The top 20 enriched pathways with a p-value of < 0.05 are presented in Fig. 5. We found that phenylpropanoid biosynthesis (map00940; 76/4059; 1.87%), photosynthesis (map04626; 54/4059; 1.33%), glutathione metabolism (map00480; 51/4059; 1.26%), glycine, serine and threonine metabolism (map00260; 49/4059; 1.21%), and flavonoid biosynthesis (map00941; 40/4059; 0.99%) were the highest enriched pathways.
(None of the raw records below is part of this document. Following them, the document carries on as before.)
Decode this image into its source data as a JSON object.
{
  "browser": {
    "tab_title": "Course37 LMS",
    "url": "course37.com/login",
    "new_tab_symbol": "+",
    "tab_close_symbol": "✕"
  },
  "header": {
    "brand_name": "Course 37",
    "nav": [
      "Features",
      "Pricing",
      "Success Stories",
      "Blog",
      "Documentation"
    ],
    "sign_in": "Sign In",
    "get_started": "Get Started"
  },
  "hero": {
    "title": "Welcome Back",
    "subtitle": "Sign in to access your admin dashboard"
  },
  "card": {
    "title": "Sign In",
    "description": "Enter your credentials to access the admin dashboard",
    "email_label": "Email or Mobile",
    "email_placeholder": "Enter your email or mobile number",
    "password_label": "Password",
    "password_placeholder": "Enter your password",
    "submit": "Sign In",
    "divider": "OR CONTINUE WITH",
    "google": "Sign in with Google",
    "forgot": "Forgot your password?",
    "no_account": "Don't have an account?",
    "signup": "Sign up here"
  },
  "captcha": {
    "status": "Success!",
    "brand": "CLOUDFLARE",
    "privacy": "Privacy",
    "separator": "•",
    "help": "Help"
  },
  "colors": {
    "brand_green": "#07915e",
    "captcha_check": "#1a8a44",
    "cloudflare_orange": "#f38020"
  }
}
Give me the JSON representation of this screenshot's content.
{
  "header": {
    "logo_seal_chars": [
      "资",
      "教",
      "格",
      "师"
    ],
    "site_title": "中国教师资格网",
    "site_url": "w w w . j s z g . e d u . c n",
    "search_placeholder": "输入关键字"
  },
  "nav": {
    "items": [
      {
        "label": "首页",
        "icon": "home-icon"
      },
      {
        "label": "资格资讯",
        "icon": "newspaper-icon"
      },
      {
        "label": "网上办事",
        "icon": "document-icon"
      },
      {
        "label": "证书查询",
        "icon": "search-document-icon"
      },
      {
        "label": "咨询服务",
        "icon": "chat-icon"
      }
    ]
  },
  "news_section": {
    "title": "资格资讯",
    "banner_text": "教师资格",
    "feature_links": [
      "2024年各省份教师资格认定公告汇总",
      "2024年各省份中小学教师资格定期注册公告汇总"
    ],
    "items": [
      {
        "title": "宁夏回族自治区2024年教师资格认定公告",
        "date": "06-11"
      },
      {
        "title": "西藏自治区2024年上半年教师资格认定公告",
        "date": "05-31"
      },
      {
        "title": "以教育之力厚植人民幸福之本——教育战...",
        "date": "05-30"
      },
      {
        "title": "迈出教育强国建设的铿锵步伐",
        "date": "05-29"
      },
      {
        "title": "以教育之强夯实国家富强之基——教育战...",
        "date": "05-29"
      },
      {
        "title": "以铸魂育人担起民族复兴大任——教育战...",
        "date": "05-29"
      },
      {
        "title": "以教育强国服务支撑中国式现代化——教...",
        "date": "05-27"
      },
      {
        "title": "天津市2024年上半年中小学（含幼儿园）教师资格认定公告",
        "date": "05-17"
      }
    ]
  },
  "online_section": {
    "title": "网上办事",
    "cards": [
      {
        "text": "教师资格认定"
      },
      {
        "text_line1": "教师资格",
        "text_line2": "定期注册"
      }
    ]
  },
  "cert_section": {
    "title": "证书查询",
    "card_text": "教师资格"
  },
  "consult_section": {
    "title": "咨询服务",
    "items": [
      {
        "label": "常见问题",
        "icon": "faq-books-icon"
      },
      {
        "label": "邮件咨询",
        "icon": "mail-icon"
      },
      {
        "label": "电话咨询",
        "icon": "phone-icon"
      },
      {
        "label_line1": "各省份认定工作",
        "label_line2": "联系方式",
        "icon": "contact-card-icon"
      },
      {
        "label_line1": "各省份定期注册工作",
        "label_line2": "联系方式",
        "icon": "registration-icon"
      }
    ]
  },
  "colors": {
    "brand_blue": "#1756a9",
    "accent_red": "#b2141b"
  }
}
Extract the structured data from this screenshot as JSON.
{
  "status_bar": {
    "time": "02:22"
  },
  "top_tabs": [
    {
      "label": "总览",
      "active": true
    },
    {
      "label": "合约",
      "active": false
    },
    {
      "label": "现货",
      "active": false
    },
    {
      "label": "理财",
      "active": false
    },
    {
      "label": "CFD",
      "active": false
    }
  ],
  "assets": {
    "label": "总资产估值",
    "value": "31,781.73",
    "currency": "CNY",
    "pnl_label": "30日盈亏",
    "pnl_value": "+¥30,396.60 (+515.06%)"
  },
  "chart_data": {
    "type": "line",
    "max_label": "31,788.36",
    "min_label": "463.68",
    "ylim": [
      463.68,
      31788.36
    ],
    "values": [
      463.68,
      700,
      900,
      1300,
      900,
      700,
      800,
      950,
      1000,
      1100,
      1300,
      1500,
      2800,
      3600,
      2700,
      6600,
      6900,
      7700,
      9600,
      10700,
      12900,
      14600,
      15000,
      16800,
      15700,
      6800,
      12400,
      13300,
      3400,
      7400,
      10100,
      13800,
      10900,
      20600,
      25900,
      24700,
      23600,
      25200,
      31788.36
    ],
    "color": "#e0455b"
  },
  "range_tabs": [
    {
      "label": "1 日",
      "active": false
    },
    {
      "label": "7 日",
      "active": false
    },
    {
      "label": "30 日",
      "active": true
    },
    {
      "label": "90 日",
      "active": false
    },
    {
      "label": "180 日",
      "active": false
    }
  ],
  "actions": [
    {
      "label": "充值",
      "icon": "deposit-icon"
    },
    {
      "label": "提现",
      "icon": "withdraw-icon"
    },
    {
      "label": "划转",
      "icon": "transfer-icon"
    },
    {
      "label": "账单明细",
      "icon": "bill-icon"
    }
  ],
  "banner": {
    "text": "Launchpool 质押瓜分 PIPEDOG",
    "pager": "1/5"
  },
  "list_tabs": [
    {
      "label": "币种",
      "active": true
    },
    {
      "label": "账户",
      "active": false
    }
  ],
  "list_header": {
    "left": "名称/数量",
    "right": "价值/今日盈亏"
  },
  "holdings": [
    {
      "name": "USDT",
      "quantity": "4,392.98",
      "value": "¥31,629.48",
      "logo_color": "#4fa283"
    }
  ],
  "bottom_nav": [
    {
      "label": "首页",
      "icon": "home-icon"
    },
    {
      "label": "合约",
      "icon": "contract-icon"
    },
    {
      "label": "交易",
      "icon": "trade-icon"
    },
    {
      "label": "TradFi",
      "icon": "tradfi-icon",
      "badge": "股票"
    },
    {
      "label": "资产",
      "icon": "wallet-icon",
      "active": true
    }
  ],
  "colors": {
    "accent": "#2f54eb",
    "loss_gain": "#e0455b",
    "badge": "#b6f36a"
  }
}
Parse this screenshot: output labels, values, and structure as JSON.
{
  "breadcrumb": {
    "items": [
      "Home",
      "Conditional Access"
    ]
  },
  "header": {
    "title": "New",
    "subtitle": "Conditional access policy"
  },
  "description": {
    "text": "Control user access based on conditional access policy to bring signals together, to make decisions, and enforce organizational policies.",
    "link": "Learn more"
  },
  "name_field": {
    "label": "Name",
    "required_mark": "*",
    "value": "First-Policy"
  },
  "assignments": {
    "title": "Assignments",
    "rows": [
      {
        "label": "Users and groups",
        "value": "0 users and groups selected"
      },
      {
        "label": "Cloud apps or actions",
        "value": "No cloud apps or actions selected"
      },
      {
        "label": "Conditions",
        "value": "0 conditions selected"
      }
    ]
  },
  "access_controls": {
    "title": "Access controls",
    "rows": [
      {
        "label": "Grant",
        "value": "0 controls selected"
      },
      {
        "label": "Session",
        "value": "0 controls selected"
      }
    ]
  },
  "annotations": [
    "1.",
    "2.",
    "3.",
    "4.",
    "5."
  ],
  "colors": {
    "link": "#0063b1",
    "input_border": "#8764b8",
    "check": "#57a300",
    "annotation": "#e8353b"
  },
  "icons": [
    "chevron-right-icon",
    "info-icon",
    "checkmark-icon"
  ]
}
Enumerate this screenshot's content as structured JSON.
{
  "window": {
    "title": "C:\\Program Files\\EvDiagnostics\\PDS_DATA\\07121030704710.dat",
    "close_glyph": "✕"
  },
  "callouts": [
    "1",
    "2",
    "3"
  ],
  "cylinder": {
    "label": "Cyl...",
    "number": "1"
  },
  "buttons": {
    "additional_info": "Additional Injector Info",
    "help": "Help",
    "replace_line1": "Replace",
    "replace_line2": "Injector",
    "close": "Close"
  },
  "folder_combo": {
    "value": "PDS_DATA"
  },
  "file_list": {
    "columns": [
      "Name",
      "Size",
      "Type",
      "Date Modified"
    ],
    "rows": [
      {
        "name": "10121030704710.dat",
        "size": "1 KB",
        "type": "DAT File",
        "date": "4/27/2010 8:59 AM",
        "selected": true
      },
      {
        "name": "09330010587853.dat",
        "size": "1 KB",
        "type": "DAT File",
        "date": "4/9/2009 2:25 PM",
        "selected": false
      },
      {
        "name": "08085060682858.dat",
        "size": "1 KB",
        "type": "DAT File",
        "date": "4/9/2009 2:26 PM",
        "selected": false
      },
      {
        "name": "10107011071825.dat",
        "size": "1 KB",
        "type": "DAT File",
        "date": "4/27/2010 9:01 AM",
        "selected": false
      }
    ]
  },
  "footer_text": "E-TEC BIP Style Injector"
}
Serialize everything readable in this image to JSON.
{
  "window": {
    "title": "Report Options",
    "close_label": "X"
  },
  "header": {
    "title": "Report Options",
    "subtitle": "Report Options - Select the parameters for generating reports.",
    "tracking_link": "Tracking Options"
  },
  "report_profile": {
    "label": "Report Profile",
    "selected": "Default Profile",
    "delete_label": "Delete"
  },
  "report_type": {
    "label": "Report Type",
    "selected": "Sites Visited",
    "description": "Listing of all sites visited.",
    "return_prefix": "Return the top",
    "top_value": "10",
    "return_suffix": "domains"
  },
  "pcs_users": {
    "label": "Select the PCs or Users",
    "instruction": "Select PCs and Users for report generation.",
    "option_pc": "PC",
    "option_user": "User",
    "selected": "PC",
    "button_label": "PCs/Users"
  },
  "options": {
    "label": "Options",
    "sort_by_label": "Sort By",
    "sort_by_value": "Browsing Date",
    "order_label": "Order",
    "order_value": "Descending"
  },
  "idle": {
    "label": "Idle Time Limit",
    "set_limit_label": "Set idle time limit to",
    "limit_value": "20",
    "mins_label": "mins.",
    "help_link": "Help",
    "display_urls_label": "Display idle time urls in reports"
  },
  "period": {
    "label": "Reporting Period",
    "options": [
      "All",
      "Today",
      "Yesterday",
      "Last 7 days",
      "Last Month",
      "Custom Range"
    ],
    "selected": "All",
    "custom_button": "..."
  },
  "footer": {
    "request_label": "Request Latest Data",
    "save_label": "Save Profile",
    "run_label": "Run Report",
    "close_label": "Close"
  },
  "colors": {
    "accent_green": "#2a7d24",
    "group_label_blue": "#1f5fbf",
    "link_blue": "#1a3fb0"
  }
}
Detection and Characterization of SSR marker
Using MISA 1.0 software, a total of 20,607 potential simple sequence repeats (SSRs) were identified across 13,770 unigenes (27.12%), of which 3464 unigenes contained more than one SSR. Among the 20,607 SSRs, the mono- and di-nucleotide repeats were the most abundant types (10,031, 48.68%; 5312, 25.78%, respectively), followed by tri- (4603, 22.34%), tetra- (440, 2.14%), hexa - (128, 0.62%), penta - (93, 0.45%), and nucleotide repeats. In addition, the repetitions of different SSRs types were calculated for four levels of repeat numbers 1–5, 6–10, 11–15, and >15 and are presented in Fig. S6. The results indicated that most mono-nucleotide repetitions were distributed in repeat number 6–10 (4385), followed by mono-nucleotide in 6–10 (4385), di-nucleotide in 6–10 (4095), tri-nucleotide 6–10 (2344), tri-nucleotide 1–5 (1991), di-nucleotide in 11–15 (874), and tetra-nucleotide 1–5 (290). Analysis of the SSR motif length distribution showed that most of the SSR motifs are less than 100 bp in length. The results indicated that 17,412,713,and 342 SSRs had motif length in the ranges of 10-50 , 51-100 and 101-150 bp, respectively.
Identification of unigenes involved in terpene biosynthesis
Comparison to the unigenes with the KEGG pathway database, indicated, a total of 174 unigenes related to terpene biosynthesis (Table S1), including terpenoid backbone biosynthesis (61), monoterpenoid biosynthesis (37), diterpenoid biosynthesis (19), sesquiterpenoid and triterpenoid biosynthesis (8), biosynthesis of terpenoids and steroids (3), and ubiquinone and other terpenoid-quinone biosynthesis (43). Many unigenes were involved in the pathway of terpenoid backbone biosynthesis, which belongs to the universal metabolic pathway map00900. Among these unigenes, DN2456_c0_g1 (DXS, K01662) is the first enzyme in the MEP pathway. DXS catalyze D-glyceraldehyde 3-phosphate (GA-3P) and pyruvate to form 1-deoxy-D-xylulose-5-phosphate (DOXP). The DXS gene is significantly less expressed in the rhizome than in the leaf. DN26885_c0_g1 (HMGR, K00021) is the main enzyme in the MVA pathway. It catalyzes 3-hydroxy-3-ethylglutaryl CoA (HMG-CoA) to form MVA. The expression of HMGR gene shows no difference in the leaf and rhizome tissues of D. opposita.
qRT-PCR validations of DEGs related to terpene biosynthesis
To further analyze the consistency of RNA-seq data in this study, the DN39197_c0_g1 and DN37057_c0_g12 genes involved in terpene biosynthesis were selected for qRT-PCR validation. The results showed that a similar expression pattern in qRT-PCR analysis was observed in RNA-seq data from the leaf and rhizome tissues of D. opposita (Fig. 6). Further analysis showed that DXR (DN4169_c0_g1, K00099) and GGPS (DN17971_c0_g1, K13789) were the rate-limiting enzymes in the MVP and MEP pathways, which are the basic processes of a terpene synthesis pathway.